The World War II airstrip is still used today as Tongareva Airport, with its initial 3,000-meter runway reduced to 1,700 meters. Weekly flights to the atoll by Air Rarotonga are subject to frequent cancellations due to a lack of passengers or lack of fuel on Penrhyn for the return flight.

A large passage in the lagoon allows inter-island ships to enter the lagoon, and the island has become popular as a stopover for yachts crossing the Pacific from Panama to New Zealand. The inter-island Taio Shipping company visits the island approximately every three months.

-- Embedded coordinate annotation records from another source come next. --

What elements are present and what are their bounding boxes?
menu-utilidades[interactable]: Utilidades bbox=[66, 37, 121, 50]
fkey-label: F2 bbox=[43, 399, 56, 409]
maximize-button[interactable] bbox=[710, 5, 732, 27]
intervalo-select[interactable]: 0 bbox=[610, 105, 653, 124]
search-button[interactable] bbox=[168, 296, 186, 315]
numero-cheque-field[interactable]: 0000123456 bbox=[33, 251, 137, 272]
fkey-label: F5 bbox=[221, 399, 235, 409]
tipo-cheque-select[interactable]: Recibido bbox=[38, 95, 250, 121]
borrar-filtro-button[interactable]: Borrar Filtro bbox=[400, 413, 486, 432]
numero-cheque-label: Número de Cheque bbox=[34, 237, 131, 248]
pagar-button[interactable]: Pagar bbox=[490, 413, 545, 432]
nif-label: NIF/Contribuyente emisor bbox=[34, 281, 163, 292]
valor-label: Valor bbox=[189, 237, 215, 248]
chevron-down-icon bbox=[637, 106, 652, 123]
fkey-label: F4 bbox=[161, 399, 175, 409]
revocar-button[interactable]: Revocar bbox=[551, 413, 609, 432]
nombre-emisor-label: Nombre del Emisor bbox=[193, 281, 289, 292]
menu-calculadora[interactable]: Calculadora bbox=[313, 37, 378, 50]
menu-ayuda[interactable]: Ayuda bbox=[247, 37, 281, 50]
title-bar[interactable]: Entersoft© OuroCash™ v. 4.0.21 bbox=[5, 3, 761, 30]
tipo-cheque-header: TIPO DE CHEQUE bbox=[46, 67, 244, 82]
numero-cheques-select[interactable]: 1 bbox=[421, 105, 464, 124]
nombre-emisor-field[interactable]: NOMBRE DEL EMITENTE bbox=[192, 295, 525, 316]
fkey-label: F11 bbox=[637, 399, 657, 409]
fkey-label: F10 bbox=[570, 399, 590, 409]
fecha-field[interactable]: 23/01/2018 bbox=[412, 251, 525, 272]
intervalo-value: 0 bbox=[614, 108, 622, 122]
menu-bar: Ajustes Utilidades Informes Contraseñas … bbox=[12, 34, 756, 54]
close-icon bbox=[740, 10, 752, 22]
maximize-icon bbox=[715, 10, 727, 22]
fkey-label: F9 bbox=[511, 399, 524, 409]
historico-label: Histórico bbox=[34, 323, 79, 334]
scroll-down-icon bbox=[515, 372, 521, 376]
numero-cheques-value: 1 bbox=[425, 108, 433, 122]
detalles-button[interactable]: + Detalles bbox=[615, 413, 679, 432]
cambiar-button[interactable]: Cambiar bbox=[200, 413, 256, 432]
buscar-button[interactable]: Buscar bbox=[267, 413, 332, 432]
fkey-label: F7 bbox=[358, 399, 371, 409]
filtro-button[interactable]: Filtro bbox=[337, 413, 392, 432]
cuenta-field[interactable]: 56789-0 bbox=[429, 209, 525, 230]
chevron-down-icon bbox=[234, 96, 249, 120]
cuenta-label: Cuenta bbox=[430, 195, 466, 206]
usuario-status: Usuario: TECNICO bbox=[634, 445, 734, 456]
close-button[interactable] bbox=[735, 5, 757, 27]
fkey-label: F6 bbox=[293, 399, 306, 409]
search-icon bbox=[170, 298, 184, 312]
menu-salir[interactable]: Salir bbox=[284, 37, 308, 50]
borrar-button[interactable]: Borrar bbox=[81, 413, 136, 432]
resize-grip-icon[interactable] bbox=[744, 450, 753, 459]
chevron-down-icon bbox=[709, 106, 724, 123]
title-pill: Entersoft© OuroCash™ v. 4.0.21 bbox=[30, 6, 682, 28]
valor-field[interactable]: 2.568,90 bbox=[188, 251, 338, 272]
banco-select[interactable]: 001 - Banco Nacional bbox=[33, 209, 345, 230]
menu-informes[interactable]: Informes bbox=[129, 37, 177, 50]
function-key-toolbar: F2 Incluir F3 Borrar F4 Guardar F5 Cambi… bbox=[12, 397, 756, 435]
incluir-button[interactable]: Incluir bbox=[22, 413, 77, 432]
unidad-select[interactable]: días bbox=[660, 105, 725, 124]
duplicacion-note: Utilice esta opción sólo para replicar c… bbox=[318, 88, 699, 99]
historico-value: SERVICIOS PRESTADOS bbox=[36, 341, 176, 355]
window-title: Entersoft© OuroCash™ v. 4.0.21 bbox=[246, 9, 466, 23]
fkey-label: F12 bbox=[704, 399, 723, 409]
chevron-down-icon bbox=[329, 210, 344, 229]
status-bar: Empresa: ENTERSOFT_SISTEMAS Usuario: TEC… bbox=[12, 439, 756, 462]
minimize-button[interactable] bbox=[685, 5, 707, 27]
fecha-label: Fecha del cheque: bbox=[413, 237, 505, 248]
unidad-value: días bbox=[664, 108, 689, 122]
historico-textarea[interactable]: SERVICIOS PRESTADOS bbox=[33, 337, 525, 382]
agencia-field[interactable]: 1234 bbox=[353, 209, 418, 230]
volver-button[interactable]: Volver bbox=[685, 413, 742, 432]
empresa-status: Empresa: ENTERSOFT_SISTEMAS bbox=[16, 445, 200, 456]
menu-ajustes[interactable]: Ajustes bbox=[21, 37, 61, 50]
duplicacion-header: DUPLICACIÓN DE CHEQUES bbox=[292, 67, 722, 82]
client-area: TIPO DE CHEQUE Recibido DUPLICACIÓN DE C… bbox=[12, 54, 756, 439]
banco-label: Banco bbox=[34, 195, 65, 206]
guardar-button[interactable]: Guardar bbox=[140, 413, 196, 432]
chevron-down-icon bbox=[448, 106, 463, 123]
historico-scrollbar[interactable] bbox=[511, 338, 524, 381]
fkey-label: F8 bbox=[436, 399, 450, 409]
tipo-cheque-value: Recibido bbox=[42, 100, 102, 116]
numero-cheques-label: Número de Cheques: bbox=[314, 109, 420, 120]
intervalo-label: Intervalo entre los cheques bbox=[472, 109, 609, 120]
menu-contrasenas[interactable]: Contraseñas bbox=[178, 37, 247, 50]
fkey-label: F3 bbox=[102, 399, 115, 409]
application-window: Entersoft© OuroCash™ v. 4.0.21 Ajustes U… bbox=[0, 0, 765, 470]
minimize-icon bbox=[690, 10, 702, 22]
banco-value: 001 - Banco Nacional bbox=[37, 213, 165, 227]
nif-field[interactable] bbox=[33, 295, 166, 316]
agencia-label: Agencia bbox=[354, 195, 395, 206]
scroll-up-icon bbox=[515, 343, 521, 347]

The locally produced Rito hats are woven from fibre from young coconut leaves, which are stripped, boiled and dried, resulting in a fine white leaf. Called rito weaving, the traditional items woven are Sunday church fans, small baskets and hats, the hats originally being copies of the ones the sailors wore. Weaving is an economic activity in both villages; both traditional and artificial dyes may be used.

===Black pearl farming===
Black pearl farming, together with mother of pearl, was previously the only significant economic activity on the island. Pearl farming began in 1997–1998. In 2000, algal blooms spread around the lagoon, and a virus killed the pearl oysters. The stocks never recovered, and the final harvest was in 2003, resulting in significant losses of equipment, outlay and resources.

===Food===
The present population of the island relies on the ocean for most of their food as well as locally grown plants such as coconut, pawpaw, breadfruit and puraka (yam). Every morning (except on Sundays), men from the island head out in small tin boats to spear or trawl for fish for their families. The islanders' diet is supplemented with imported rice and flour shipped in from Rarotonga or Hawai'i. The boats are infrequent (usually every 3 months).

===Energy===
Electricity has been supplied by a generator in each village (Omoka 65 KVA, Te Tautua 35 KVA); these have been installed by Australian Aid. Provision of diesel fuel required two long sea voyages: Auckland to Rarotonga, then onwards to the northern Cooks Islands (ships travelled 7,000 km each way). To save fuel, electricity was always turned off overnight (11 pm to 6 am). The New Zealand Government (Ministry of Foreign Affairs and Trade) decided to assist the Cook Islands Government by funding solar power arrays in all the northern atolls. The Aid programme Uira Natura ko Tokerau was for NZ$20 million. The build was by PowerSmart Solar of New Zealand. Construction began on 23 February 2015, each village was solar powered by the end of May 2015. Some work is possibly still ongoing for all northern atolls to be on renewable energy.

The Omoka solar farm and Te Tautua solar farm now provide 126 kW and 42 kW, respectively.